CEO tenure has fallen to about eight years—and now 40 percent of all CEO departures are performance related, according to one Dartmouth University study. Yet no one—except maybe some hedge-fund traders—believes short-term performance should be the primary benchmark for a CEO. “Increasingly, boards are realizing there are multiple dimensions to CEO evaluation beyond a singular focus on stock performance,” says Tierney Remick, vice chairman of Korn Ferry’s Board and CEO Services practice. CEOs themselves are realizing there are other stakeholders to be served beyond simply the shareholders too, she says. And it’s taxing: Leading major business transformations is part of a CEO’s job description, but dealing with the transformation of the CEO job itself is not.
While experts debate what specific metrics to measure, there’s a building consensus on what behaviors and actions a CEO can take to help get the best out of the organization. Building the talent bench, for one, is critical to improving the organization’s short- and long-term performance. It’s also cost-effective. Hiring the wrong person for a senior management role costs, on average, $1.2 million, according to a 2016 Korn Ferry study.
Experts also say CEOs need to avoid a mentality of hitting short-term earnings targets at all costs. Even if activists are pressing for the short term, investors are actually more tolerant of planning far ahead than most CEOs realize. According to the Aspen Institute, long-term investors, which make up about three-quarters of the US public markets, are much more concerned if a CEO announces spending cuts on innovation and research than they are if the CEO decides to stop providing future quarterly earnings guidance.
But surprisingly enough, many experts say the biggest driver to performance, in both the short and long term, is to make employees feel engaged at work. Ultimately, engaged employees are the ones who want to rally around the company’s purpose and have enough information to make smart decisions. According to multiple studies, engaged employees are more likely to exceed their managers’ expectations and increase customer satisfaction while at the same time are less likely to leave. And a 2016 Korn Ferry study found that the most highly engaged organizations achieve 4.5 times greater revenue growth than the lowest-engaged firms do. “It sounds simple, but you have to rely on other people to get things done,” says Remick.

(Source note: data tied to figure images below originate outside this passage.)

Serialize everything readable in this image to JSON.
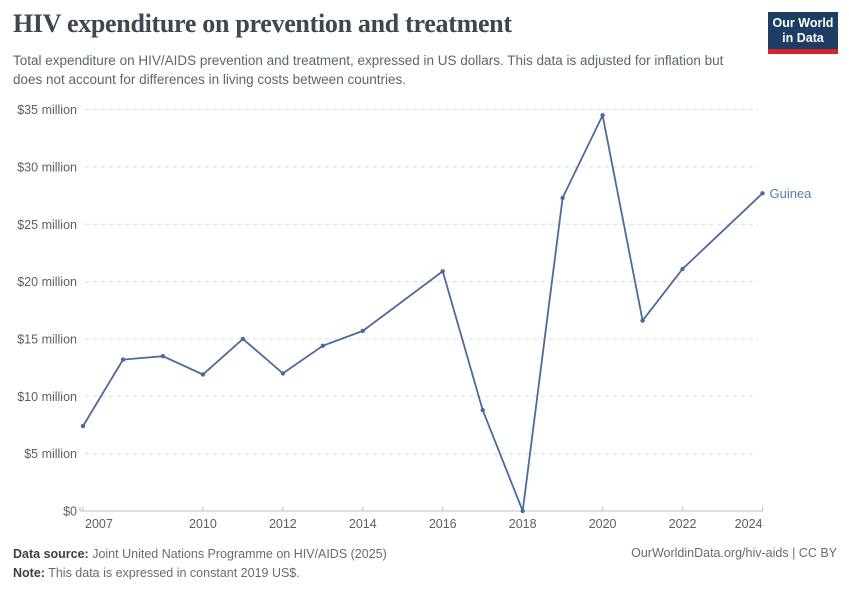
{
  "chart_data": {
    "type": "line",
    "title": "HIV expenditure on prevention and treatment",
    "subtitle": "Total expenditure on HIV/AIDS prevention and treatment, expressed in US dollars. This data is adjusted for inflation but does not account for differences in living costs between countries.",
    "values_unit": "million US$ (constant 2019)",
    "series": [
      {
        "name": "Guinea",
        "points": [
          [
            2007,
            7.4
          ],
          [
            2008,
            13.2
          ],
          [
            2009,
            13.5
          ],
          [
            2010,
            11.9
          ],
          [
            2011,
            15.0
          ],
          [
            2012,
            12.0
          ],
          [
            2013,
            14.4
          ],
          [
            2014,
            15.7
          ],
          [
            2016,
            20.9
          ],
          [
            2017,
            8.8
          ],
          [
            2018,
            0
          ],
          [
            2019,
            27.3
          ],
          [
            2020,
            34.5
          ],
          [
            2021,
            16.6
          ],
          [
            2022,
            21.1
          ],
          [
            2024,
            27.7
          ]
        ]
      }
    ],
    "missing_years": [
      2015,
      2023
    ],
    "x_ticks": [
      2007,
      2010,
      2012,
      2014,
      2016,
      2018,
      2020,
      2022,
      2024
    ],
    "y_ticks": [
      0,
      5,
      10,
      15,
      20,
      25,
      30,
      35
    ],
    "y_tick_labels": [
      "$0",
      "$5 million",
      "$10 million",
      "$15 million",
      "$20 million",
      "$25 million",
      "$30 million",
      "$35 million"
    ],
    "xlim": [
      2007,
      2024
    ],
    "ylim": [
      0,
      35
    ],
    "grid": "horizontal-dashed",
    "legend_position": "end-of-line-label"
  },
  "logo": {
    "line1": "Our World",
    "line2": "in Data"
  },
  "footer": {
    "datasource": {
      "label": "Data source:",
      "text": " Joint United Nations Programme on HIV/AIDS (2025)"
    },
    "note": {
      "label": "Note:",
      "text": " This data is expressed in constant 2019 US$."
    },
    "link": "OurWorldinData.org/hiv-aids | CC BY"
  },
  "colors": {
    "series": "#4c6b9c",
    "series_label": "#5b7cab",
    "grid": "#dcdcdc",
    "axis": "#bdbdbd",
    "tick_label": "#5f5f5f",
    "title": "#3d4751",
    "subtitle": "#5e646c",
    "footer_text": "#6b6b6b",
    "footer_label": "#3f3f3f",
    "logo_bg": "#1d3d63",
    "logo_bar": "#d1232a"
  }
}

Though important, this shift will take some time. Most CEOs don’t have a great track record of improving their employees’ engagement—for decades they didn’t really have to be. But with the time-clock now ticking, experts say the smart CEOs of the future will think of themselves as ambassadors or even politicians. Great politicians, after all, drive performance by inspiring others, says John Smythe, a UK-based consultant and author of “The CEO: Chief Engagement Officer.” “The leader,” he says, “must make the challenge personal.”